Lidewij Edelkoort, dite Li, pour qui «la mode n’a plus rien à dire» a publié en 2015 un manifeste intitulé «Anti_Fashion» dans lequel elle décrit un changement radical qui rend le «Fashion system» (la mode) actuel obsolète. «J’adore la mode. Je n’ai jamais dit que c’était la fin de la mode. J’ai dit que c’était la fin d’un système de mode comme on le connaît aujourd’hui. Ce n’est pas la faute de la mode, c’est la faute du système», précise-t-elle dans la note d’introduction des trois jours de tables rondes au J1. En conclusion de son introduction devant la presse réunie au J1, elle souhaite que ces journées permettent de «donner du sens et de croire que cette histoire est en marche».

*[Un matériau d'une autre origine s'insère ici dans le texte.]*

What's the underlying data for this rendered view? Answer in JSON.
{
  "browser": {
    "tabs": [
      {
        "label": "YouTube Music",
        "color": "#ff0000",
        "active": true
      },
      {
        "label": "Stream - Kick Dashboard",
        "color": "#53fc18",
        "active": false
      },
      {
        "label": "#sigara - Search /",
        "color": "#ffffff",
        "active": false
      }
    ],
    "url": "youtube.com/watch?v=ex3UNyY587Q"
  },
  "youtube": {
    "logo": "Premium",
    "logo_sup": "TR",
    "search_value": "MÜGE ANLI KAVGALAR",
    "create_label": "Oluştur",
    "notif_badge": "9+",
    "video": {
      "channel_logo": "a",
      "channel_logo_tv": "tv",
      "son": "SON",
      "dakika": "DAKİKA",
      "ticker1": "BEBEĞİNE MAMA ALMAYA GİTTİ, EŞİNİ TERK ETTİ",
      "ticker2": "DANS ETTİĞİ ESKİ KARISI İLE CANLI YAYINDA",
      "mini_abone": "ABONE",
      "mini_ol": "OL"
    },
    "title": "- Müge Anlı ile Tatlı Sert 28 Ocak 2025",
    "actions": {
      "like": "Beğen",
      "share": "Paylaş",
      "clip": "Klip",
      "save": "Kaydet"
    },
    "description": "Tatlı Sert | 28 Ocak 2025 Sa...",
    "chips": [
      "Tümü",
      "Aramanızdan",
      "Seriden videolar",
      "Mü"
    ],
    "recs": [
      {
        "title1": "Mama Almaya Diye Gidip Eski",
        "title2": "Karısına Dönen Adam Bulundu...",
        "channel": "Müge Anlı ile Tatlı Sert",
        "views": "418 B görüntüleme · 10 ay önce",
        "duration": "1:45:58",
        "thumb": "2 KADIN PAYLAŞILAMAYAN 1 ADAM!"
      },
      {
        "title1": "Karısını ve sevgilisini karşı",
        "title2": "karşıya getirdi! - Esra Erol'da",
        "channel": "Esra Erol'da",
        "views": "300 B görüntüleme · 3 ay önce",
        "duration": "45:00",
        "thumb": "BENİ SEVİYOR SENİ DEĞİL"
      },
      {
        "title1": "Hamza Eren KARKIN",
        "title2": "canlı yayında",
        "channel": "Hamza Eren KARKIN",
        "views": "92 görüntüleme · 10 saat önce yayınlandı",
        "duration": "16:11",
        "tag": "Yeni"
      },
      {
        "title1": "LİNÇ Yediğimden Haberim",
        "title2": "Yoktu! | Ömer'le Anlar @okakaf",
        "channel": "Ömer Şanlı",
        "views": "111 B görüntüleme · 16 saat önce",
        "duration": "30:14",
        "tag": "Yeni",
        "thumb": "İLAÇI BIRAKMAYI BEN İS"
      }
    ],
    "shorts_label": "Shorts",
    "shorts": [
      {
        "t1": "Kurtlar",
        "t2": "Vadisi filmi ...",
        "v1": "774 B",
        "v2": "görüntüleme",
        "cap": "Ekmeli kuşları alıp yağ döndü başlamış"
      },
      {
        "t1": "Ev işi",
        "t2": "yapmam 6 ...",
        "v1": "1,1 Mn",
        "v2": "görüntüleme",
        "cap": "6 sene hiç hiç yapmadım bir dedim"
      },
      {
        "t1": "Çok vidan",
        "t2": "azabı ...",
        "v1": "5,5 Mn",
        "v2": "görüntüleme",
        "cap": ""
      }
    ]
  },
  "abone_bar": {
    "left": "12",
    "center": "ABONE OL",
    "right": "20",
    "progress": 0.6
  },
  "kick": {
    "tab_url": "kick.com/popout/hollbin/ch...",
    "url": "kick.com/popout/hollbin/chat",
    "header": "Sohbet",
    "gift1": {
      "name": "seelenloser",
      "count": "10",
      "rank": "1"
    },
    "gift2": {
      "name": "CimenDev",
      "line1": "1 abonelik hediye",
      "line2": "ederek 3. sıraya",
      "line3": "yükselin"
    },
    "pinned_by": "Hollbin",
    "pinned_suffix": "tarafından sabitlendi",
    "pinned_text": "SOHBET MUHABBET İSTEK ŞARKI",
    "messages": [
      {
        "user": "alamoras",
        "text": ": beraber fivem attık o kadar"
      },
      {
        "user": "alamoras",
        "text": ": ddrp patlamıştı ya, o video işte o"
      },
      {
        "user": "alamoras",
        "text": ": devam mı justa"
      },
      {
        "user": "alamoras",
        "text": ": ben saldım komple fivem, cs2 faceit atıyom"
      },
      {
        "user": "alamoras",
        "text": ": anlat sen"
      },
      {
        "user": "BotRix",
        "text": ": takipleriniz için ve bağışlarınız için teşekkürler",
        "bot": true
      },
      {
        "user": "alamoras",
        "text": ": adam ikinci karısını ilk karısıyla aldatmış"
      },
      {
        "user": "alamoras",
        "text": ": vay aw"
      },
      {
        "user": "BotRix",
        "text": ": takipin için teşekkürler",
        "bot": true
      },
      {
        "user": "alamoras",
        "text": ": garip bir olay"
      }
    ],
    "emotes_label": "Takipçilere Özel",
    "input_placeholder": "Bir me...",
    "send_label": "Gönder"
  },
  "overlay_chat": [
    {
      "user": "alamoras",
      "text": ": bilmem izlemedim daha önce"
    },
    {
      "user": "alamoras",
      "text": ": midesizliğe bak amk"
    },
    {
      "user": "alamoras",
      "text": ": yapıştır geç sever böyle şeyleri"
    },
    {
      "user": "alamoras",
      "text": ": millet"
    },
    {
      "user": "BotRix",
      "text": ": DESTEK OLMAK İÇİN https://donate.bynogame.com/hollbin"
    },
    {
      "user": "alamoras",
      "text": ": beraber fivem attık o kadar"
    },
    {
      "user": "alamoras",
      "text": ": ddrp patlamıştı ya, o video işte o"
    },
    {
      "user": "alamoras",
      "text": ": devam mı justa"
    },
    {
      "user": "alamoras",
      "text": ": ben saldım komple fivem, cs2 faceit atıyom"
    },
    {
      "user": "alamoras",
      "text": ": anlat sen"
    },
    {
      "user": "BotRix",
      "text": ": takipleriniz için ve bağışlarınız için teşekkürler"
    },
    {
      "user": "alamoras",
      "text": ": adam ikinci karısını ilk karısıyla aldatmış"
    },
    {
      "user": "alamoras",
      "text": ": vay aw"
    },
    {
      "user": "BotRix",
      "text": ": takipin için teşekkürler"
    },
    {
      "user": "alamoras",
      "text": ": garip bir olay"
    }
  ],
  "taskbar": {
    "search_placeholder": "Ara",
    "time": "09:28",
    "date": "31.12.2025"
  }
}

Depuis ce manifeste a fait un chemin dans le milieu de la mode et dans d’autres univers comme le design ou la gastronomie pour devenir une référence, une façon de penser et d’innover. Le premier Rendez-vous Anti_Fashion autour de Lidewij Edelkoort et de son manifeste a eu lieu à Marseille en juin 2016. Cette nouvelle édition se déroule du 2 au 4 juin 2017 à Marseille. Elle est animée par Sophie Fontanel avec une vingtaine d’intervenants. Rassemblés autour de Li, ils questionneront le système actuel -un système de mode à bout de souffle, miroir d’une économie déréglée et d’une société fragilisée – pour écrire, ensemble le scénario du renouveau pour reprendre les termes de Lidewij Edelkoort.

Autre «influenceuse de talent » avec plus de 100 000 followers sur Instagram et marraine de ces journées, la journaliste et écrivaine Sophie Fontanel. Ancienne directrice de la mode de l’hebdomadaire «Elle» notamment, Sophie Fontanel avait quitté ce journal pour le Nouvel Observateur, créé un blog et publié des instagram avant la lettre sur sa vie quotidienne. Elle rappelle qu’elle s’était heurtée dans son journal à ceux qui ne voulaient rien changer au système. «Le manifeste est négatif ? questionne-t-elle. Tout ce qui meurt est remplacé par quelque chose d’autre. Il ne faut pas dire Yaka, il faut le faire», assure-t-elle dans une affirmation où l’on reconnaît

l’esprit de Canal+ dont elle a fait partie.
Sous la présidence de sa fondatrice Stéphanie Calvino qui organise pour la deuxième année consécutive ces journées de réflexion sur l’Anti_Fashion, Didier Parakian, adjoint au maire de Marseille mais surtout ancien industriel de la mode à Marseille et à l’international s’est félicité que Marseille soit en train de «devenir fashion». Il a cité nombre de leaders des métiers de la mode sur le territoire marseillais et aussi le trublion Jacquemus, nouveau venu dans cet univers, qui a cassé les codes avec son «Marseille je t’aime, Marseille je t’adore».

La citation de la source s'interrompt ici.